On a recent Wednesday night, The View is as deserted as a high school on a snow day. At the lacquered bar, a bartender pours herself a beer, then sneaks a peek at her watch. A group of twentysomethings arrive, conduct a quick survey of the vacant VIP section and the empty dance floor, then head back down the stairs. The bartender returns to staring at her watch.
"If I want to go to a VIP bar, I'll go to Vegas," says one former patron. "After a while, the View started to seem really ridiculous."
Consider it more wreckage on the treacherous road to courting the A-List in Cleveland.
It's midnight, prime mating time on West Sixth. Electronic beats thunder from speakers. Disco lights flash like police cherries. Hostesses parade as rosy-cheeked pimps, promising passersby electrifying times as they hustle people inside their clubs.
A paper sign taped to the door of Traffic announces the dress code as fashionably casual. No hats. No plain T-shirts. No cutoff shirts. No tank tops. But there is a $5 cover charge.
"If I meet a girl I can hook up with, it will be well worth the $5," says one young rooster with a private-school swagger. But once inside, he immediately begins to mourn his departed fiver.
The place is a sausage fest, filled with the sort of guys you'd find at a tailgate party, not a destination bar. Ohio State sweatshirts and matching hats are the uniform. The feel is more Wal-Mart stockroom than Milan runway.
Ermira Pashaj and Anja Shehaj, two glossy-haired college students, are the only women in the room, and they're much more interested in taking pictures of themselves than men.
Private School stalks to the bar and scowls. If he wanted to hang out with meatheads, he could have gone to a mall bar in North Olmsted.
Dewey Forward, former owner of Peabody's in the Flats, finds it a prescient scene. It reminds him of the days before the fall of the Flats. Back then, Peabody's hosted the hottest local bands and rising national acts like R.E.M. The Flats were filled with rowdy men in muscle shirts and women who bought Aqua Net by the case.
"The place was kind of like a shooting star," says Forward. The Flats "blazed brightly for about 15 years, then kind of burnt out rather quickly."
In the beginning, the district attracted the downtown professionals -- lawyers, finance guys, and PR execs looking for a new scene. "Adventurers" is what Forward calls them. The polluted river and dying buildings gave it a desolate chic. It was slumming made cool.

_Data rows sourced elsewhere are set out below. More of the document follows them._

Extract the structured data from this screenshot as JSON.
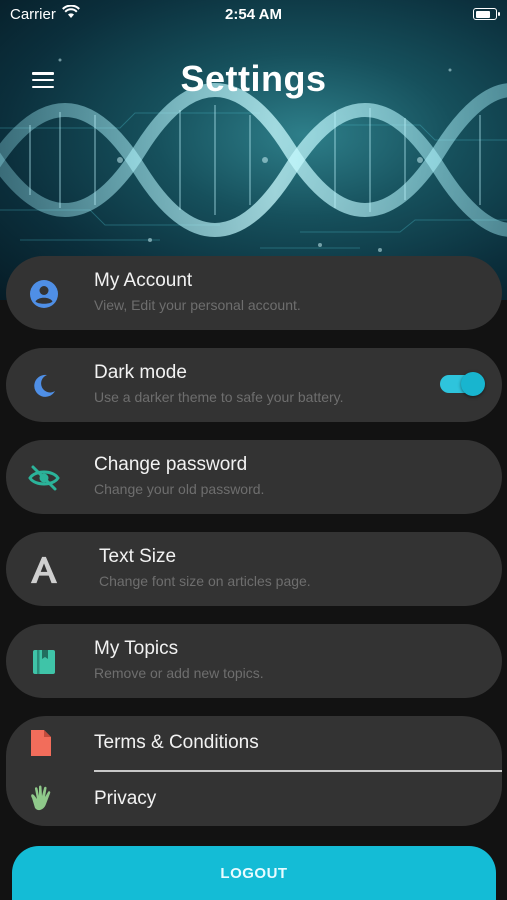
{
  "status_bar": {
    "carrier": "Carrier",
    "time": "2:54 AM"
  },
  "header": {
    "title": "Settings"
  },
  "settings": [
    {
      "title": "My Account",
      "subtitle": "View, Edit your personal account.",
      "icon": "account-circle-icon",
      "icon_color": "#4f8fe6"
    },
    {
      "title": "Dark mode",
      "subtitle": "Use a darker theme to safe your battery.",
      "icon": "moon-icon",
      "icon_color": "#4f8fe6",
      "toggle_on": true
    },
    {
      "title": "Change password",
      "subtitle": "Change your old password.",
      "icon": "eye-off-icon",
      "icon_color": "#2bb39a"
    },
    {
      "title": "Text Size",
      "subtitle": "Change font size on articles page.",
      "icon": "text-size-icon",
      "icon_color": "#cfcfcf"
    },
    {
      "title": "My Topics",
      "subtitle": "Remove or add new topics.",
      "icon": "book-icon",
      "icon_color": "#3fc4a8"
    }
  ],
  "legal": [
    {
      "title": "Terms & Conditions",
      "icon": "document-icon",
      "icon_color": "#f26d5b"
    },
    {
      "title": "Privacy",
      "icon": "hand-icon",
      "icon_color": "#8fc98a"
    }
  ],
  "logout_label": "LOGOUT",
  "colors": {
    "accent": "#14bcd6",
    "card": "#333333",
    "background": "#121212"
  }
}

But then the national chains arrived, bringing with them the paralegals and mechanics in search of cheap drinks and cheaper thrills. The B-listers claimed the place as their own. In the nightclub business, it's a natural devolution. Exclusivity breeds popularity, which in turn brings the crowds. If the A-listers wanted that scene, they could go to a T.G.I. Friday's.
That's when Forward fled the bar business. "I could see the writing on the wall," he says. "I knew what was coming."